Open Source

(Llama.cpp) In case people are struggling with prompt processing on larger models like Qwen 27B, here's what helped me out

A simple tweak to the --ubatch-size parameter in llama.cpp made prompt processing 10x faster for a 27B model.

Deep Dive

A developer has shared a breakthrough optimization for running large language models locally using the popular llama.cpp framework. While experimenting with the Qwen3.5-27B model on an AMD Radeon RX 9070 XT GPU, they struggled with slow prompt processing speeds. Through trial and error, they discovered that the key was the `--ubatch-size` parameter, which controls how much data is processed in a single batch. The default value of 512 was causing major bottlenecks.

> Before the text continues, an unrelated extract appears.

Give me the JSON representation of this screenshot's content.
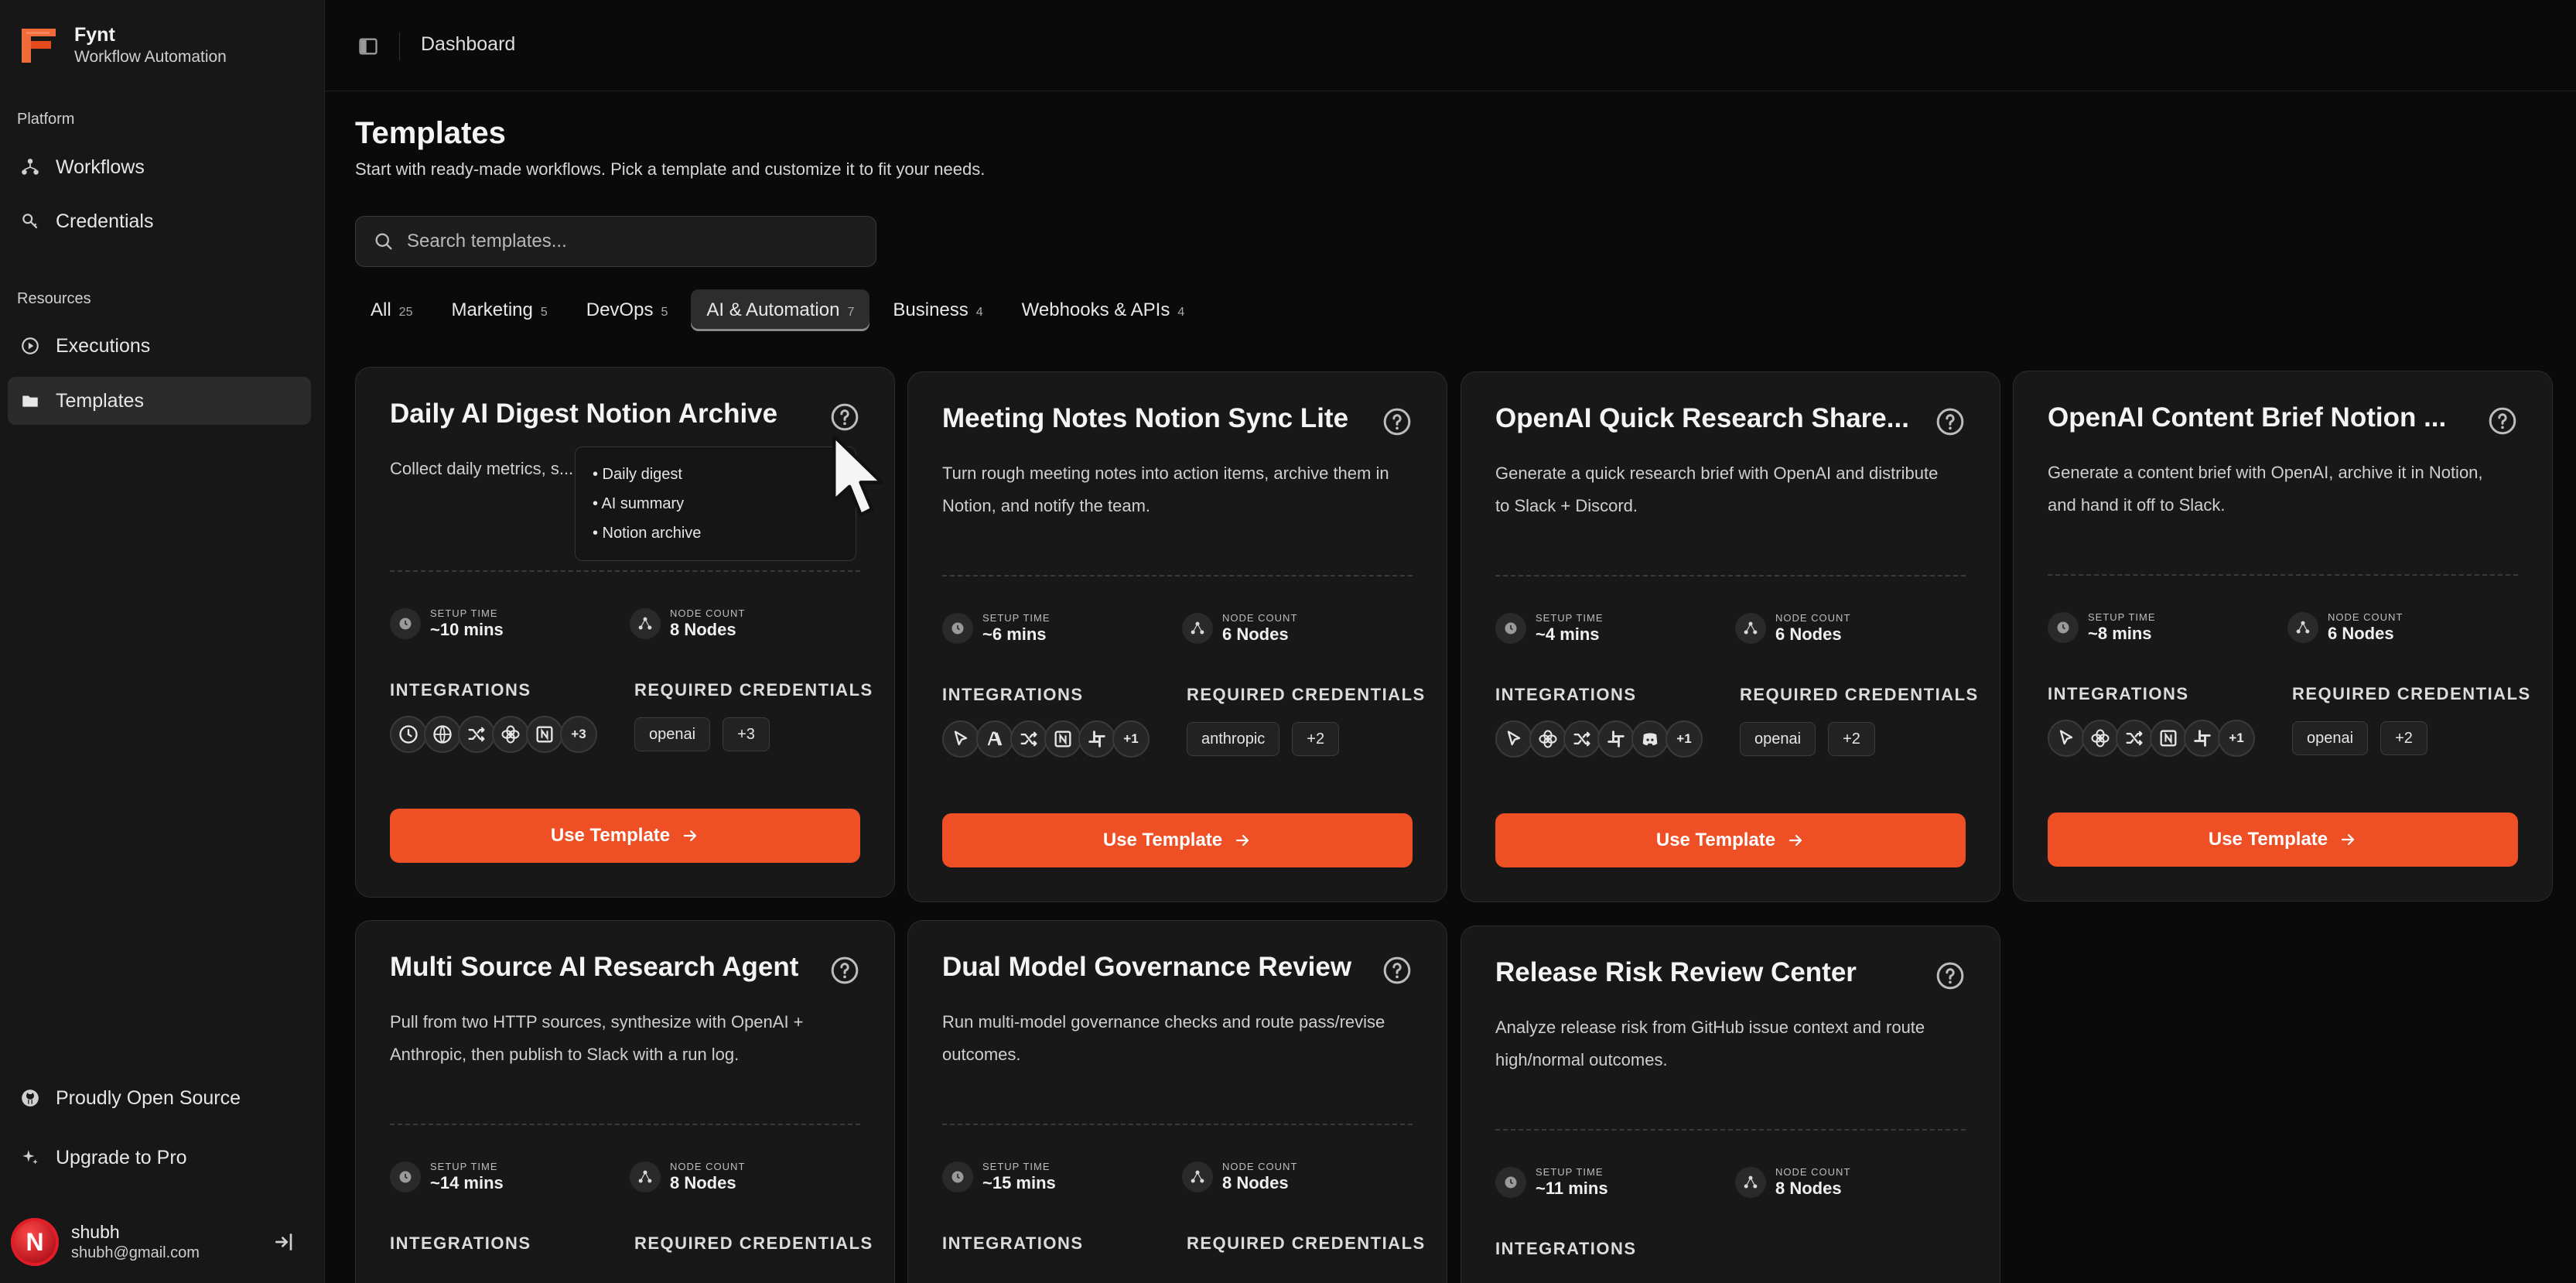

By adjusting the `--ubatch-size` to 64—matching their GPU's 64MB L3 cache—they witnessed a dramatic performance leap. Benchmark results showed prompt processing speed (pp512) jumping from 83 tokens/second at ubatch-size 8 to a staggering 582 tokens/second at ubatch-size 64, a nearly 10x improvement. This tweak made the 27-billion-parameter model usable for interactive tasks like code generation. The finding highlights a crucial, often-overlooked setting that can make or break the local inference experience for developers and enthusiasts running state-of-the-art models on consumer hardware.

Key Points
  • Setting `--ubatch-size` to match GPU L3 cache (64MB) boosted Qwen3.5-27B prompt processing from ~83 t/s to ~582 t/s.
  • The default `--ubatch-size` of 512 caused severe performance issues, making the 27B model nearly unusable for interactive tasks.
  • The optimization was found on Windows 11 using the llama.cpp ROCm backend with AMD's latest 26.2.2 drivers.

Why It Matters

This simple tweak unlocks practical local use of large 27B+ models, making advanced AI more accessible to developers without enterprise hardware.